I WAS at our local radio station last week, contributing to a programme on National Tree Week.

Where are our licensed natives from?

In the course of the programme, the subject of hedgerows came up.

This was quite logical because the bulk of our native trees, which are so valuable to wildlife, now grow in hedges rather than forests.

I became quite excited and made a passionate plea for the protection of hedgerows in the face of the juggernaut of development. I ended my rant by saying that you can’t conserve something like this unless you know the quality and quantity of the asset. We didn’t have the baseline data on hedgerows to allow us to start a policy of protecting them and this was a crying shame.

As I went out through the soundproof doors at the end of the broadcast, I was met by a smiling young man from Kildare County Council who handed me a newly published book entitled Co Kildare Hedgerow Survey Report.

The hole I’d dug for myself on air got a little deeper when I started to read the book. It was over 100 pages long, covered every aspect of the subject, made excellent recommendations and was a model of how these things should be done.

Then I discovered that similar reports existed for Longford, Laois, Offaly, East Galway, Roscommon and Westmeath. And there may be others that I haven’t heard about or that have not yet been published. Also, the Networks for Nature organisation has recently published a book on the national asset called ‘Irish Hedgerows’.

So, it looks as though things are changing. An aspect of our countryside that used to be characterised by neglect and ignorance is now getting the recognition it deserves.
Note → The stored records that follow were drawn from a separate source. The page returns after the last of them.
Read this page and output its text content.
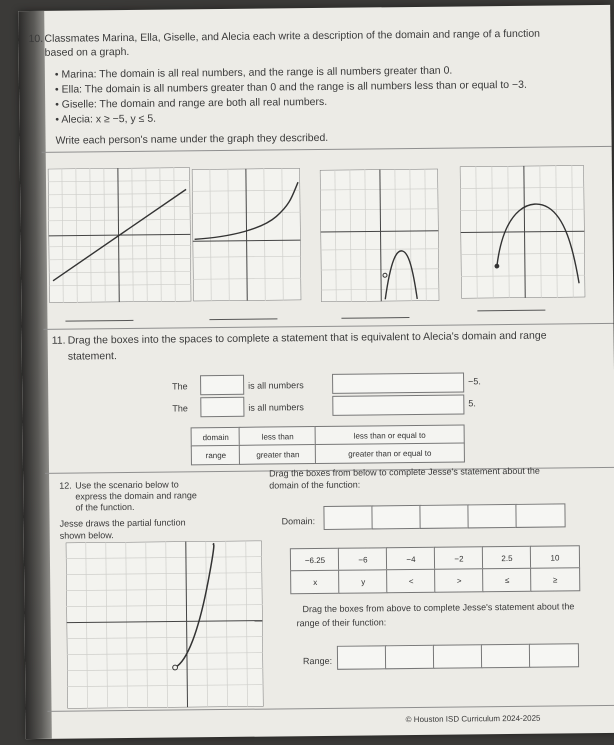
10. Classmates Marina, Ella, Giselle, and Alecia each write a description of the domain and range of a function
based on a graph.
• Marina: The domain is all real numbers, and the range is all numbers greater than 0.
• Ella: The domain is all numbers greater than 0 and the range is all numbers less than or equal to −3.
• Giselle: The domain and range are both all real numbers.
• Alecia: x ≥ −5, y ≤ 5.
Write each person's name under the graph they described.
11. Drag the boxes into the spaces to complete a statement that is equivalent to Alecia's domain and range
statement.
The	is all numbers	−5.
The	is all numbers	5.
domain	less than	less than or equal to
range	greater than	greater than or equal to
12. Use the scenario below to
express the domain and range
of the function.
Jesse draws the partial function
shown below.
Drag the boxes from below to complete Jesse's statement about the
domain of the function:
Domain:
−6.25	−6	−4	−2	2.5	10
x	y	<	>	≤	≥
Drag the boxes from above to complete Jesse's statement about the
range of their function:
Range:
© Houston ISD Curriculum 2024-2025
It’s nice to be able to write about environmental progress for a change.

About ten years ago, I was shown a planning permission issued by a Local Authority that stipulated that, because an old hedge was going to be destroyed, it had to be replaced with a hedge ‘composed of native species such as beech’. When the planning officer doesn’t know that beech is not a native species, you have a problem.

NOW THINGS should be rather different. But it would be wrong to think that all the problems have disappeared. One of them is hinted at in section 3.01 of the Recommendations in the Co Kildare report.

“A study should be conducted of nursery suppliers and garden centres to determine the availability of native planting stock (including provenance) for the range of hedgerow tree and shrub species recorded in the Co Kildare Hedgerow Survey …”

Provenance is the problem. Many of the more common native species can be bought in this country, but most of them are imported from abroad. This is not really the fault of the Irish nursery business. EU regulations insist that only trees grown from licensed seed can be sold. I am not aware of any stands of native trees in Ireland that have this licence, so, in order to sell legally, they are forced to import.

And provenance is important. I often quote the example of the oak trees I have grown on my own land. I collected the acorns myself, some locally in Kildare and some from the Killarney National Park in Kerry.

The Kerry trees break bud a week before the Kildare ones and often suffer from severe frost burn in mid-May. Your stock must be as local as possible.

There is also the fact that a good Irish hedgerow cannot, unfortunately, be created instantly. In fact, I reckon it takes at least a century for it to develop its full richness and variety. This is particularly true of minor plants like dog rose, honeysuckle, primrose, cuckoo pint, hart’s tongue and violet.